There are few pages anywhere which, in simpler or more tender words, disclose a heart’s love and sorrow, a life’s greatest inspiration and its greatest grief, than those which commence Harper’s diary after it had remained closed for nearly three years. They constitute an expression of feeling so personal, a record so sacredly tender, that their publication can be justified only on the ground that they are among the few passages he has left which reveal the influence of his home upon his life, an influence which, as the words themselves show, was the strongest and the sweetest he had known. Just a year before his death, Harper writes:
“For nearly three years this book has travelled around with me unopened—three years in which I seem to have lived a lifetime. They have been filled with satisfaction enough in some ways, and with pain enough, too. Seven months ago, when the world seemed empty, I was inclined to throw myself upon these pages, but my feelings were too much my own, even for that, for, since I last wrote here, I have gazed into the darkest depths.

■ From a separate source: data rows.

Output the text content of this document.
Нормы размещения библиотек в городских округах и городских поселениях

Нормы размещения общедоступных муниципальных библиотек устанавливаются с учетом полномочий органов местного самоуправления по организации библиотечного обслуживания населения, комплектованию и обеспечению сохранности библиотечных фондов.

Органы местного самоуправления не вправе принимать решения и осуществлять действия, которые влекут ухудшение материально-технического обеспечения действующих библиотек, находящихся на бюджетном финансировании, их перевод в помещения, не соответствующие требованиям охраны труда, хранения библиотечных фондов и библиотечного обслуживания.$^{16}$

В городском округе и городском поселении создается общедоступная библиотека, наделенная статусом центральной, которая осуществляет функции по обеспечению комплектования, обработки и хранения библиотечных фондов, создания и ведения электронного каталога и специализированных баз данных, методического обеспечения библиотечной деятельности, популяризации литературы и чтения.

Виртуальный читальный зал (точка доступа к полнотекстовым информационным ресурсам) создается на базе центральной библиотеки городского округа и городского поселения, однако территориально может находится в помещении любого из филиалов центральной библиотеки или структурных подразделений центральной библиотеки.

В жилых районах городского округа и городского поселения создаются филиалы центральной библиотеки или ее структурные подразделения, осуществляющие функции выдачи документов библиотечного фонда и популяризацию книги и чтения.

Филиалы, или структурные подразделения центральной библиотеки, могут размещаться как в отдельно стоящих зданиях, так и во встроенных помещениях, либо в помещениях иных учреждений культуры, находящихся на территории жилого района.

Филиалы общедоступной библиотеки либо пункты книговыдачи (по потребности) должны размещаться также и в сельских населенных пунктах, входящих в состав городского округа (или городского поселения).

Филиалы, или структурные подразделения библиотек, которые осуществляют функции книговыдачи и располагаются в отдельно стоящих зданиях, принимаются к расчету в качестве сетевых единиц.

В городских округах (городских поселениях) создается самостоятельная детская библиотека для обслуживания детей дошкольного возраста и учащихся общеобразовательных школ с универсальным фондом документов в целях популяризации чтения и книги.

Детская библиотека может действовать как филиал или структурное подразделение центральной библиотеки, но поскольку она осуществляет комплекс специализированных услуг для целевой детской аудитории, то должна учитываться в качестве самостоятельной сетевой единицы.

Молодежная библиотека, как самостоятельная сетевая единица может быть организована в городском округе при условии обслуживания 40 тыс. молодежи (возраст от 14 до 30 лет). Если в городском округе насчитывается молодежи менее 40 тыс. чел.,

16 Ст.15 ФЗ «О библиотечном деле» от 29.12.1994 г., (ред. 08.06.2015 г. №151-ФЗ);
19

“Though ‘out in the world’ in a measure, since I left home for college, the little home group in Barrie remained the centre of my world. The chief reward of success was the ‘well done’ from the kindest father and most loving mother who ever lived. They have gone. After a week’s illness father died on April 6, 1900. Mother joined him on April 12th. During thirty-six years of married life they had been loyal and true to each other, and to their duty before God and man. For their children they sacrificed personal comfort and social pleasures. Loving sympathy always went out to meet us in joy or in pain. They passed away together into the hereafter with unflinching eye, and with a nobleness and truth of heart which won them the respect of all good men and women who knew them in life.
“I did not reach home until the morning of father’s death, and when I saw that dear beloved face it wore the calmness and pallor of death. That room in which he lay is hallowed. To the last, they say, his carelessness of self was evident. A frank, straightforward man; his life open as a book; his heart kind, with the true love of a Christian. He was not particularly demonstrative, but we all knew the breadth and depth of his affection and his sympathy. At the end, conscious of it, he gazed before him towards the face of God, as one ready to appear before the judgment seat. A healthy, honest, wholesome man, he was to me father, brother and friend.